Bowlsby revealed that, in the early years of the CFP, the other four Power Five leagues kicked in an extra $1 million ($4 million total) to the SEC "because of their historical value that they brought."

That payment has since been phased out, he said.

Texas earns north of $50 million in its current Big 12 media revenue deal when adding its annual $15 million income from the Longhorn Network. Oklahoma is at least close to that mark considering its separate deal with Bally's.

That is in the ballpark of what they will earn annually -- at least initially -- when they migrate to the SEC. The SEC begins a new 10-year contract with ESPN in 2024.

Bowlsby also pushed back assertions that ESPN's decision not to renegotiate the Big 12's current media rights contract led to the decision by Texas and Oklahoma. That story was broken by the Lubbock Avalanche-Journal in May. Bowlsby told CBS Sports at the time that such requests are made frequently, and it wasn't necessarily a concern that ESPN rejected the conference's overtures to renegotiate before their deal expires in 2025.

"That's what's so silly," Bowlsby said. "… It's [ESPN's] prerogative to say they think it's too early to start negotiating. They didn't say they didn't want to be our partner. They didn't say our value was going to go down. They didn't say anything derogatory about it at all."
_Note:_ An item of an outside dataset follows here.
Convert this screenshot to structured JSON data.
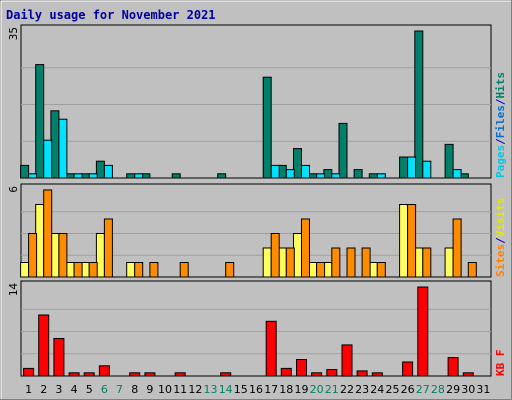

Six days after news initially broke on July 21 that Texas and Oklahoma were planning to leave the Big 12, the programs said they would not extend their grant of rights beyond 2025 when that current contract expires with ESPN and Fox. Grant of rights deals allow conferences to control television revenue for their members. If a team or teams leave before the contract is up, the league still maintains those rights.

That is part of the reason Texas and Oklahoma have pledged to stay in the Big 12 for the remaining four years of the TV deal. Bowlsby reiterated that his conference intends to hold the programs to that contract.

Asked about rumors he demanded Big 12 schools extend their grant of rights agreements beyond 2025, Bowlsby had a simple response: "Bullshit."

Bowlsby understands why the Big 12 wasn't invited to the three-conference alliance formed by the ACC, Big Ten and Pac-12 over the summer. For the moment, the three leagues plan to play nonconference games against each other while perhaps creating stand-alone, neutral-site basketball events.

Those conference commissioners have also made veiled comments about uniting against the SEC's growing power with the addition of Texas and Oklahoma.

"I understand why they didn't have us be a part of it," Bowlsby said. "They're concerned about antitrust considerations circling around the SEC. The other reason is we're losing members, and we weren't in a position to make a commitment."

The Big Ten and Pac-12, at least, are considering playing one less conference game (dropping from nine to eight) to improve their schedule strengths with more high-profile nonconference games.

"Conference content is always going to be better than nonconference contest," Bowlsby said. "That's a decision we're going to have to make [in the new 12-team Big 12]. But the Pac-12 going to eight games is crazy. They're not going to get nonconference games that are as good as their league games."

To combat the departures of Texas and Oklahoma, the Big 12 is bringing in Cincinnati, Houston and UCF from the American.

Bowlsby remains unconcerned about his league retaining Power Five status in realignment. In the current configuration, the major conferences hold that distinction as they hold a collection of the game's best football brands. They also have autonomy voting designation (weighted voting) in NCAA governance.

"There is no such thing as a Power Five," Bowlsby said. "[The media] likes 'Power Five'.  We don't really ever use the 'Power Five'."

Power Five status for the Big 12 could eventually be defined when it's time to divide revenue for the expanded College Football PLayoff. Will the Big 12 -- without Texas and Oklahoma -- get a full share, same as the rest of the Power Five leagues, or will they have to share in the lump sum awarded to the Group of Five conferences?

"Revenue sharing is going to be an issue at some point in time," Bowlsby admitted.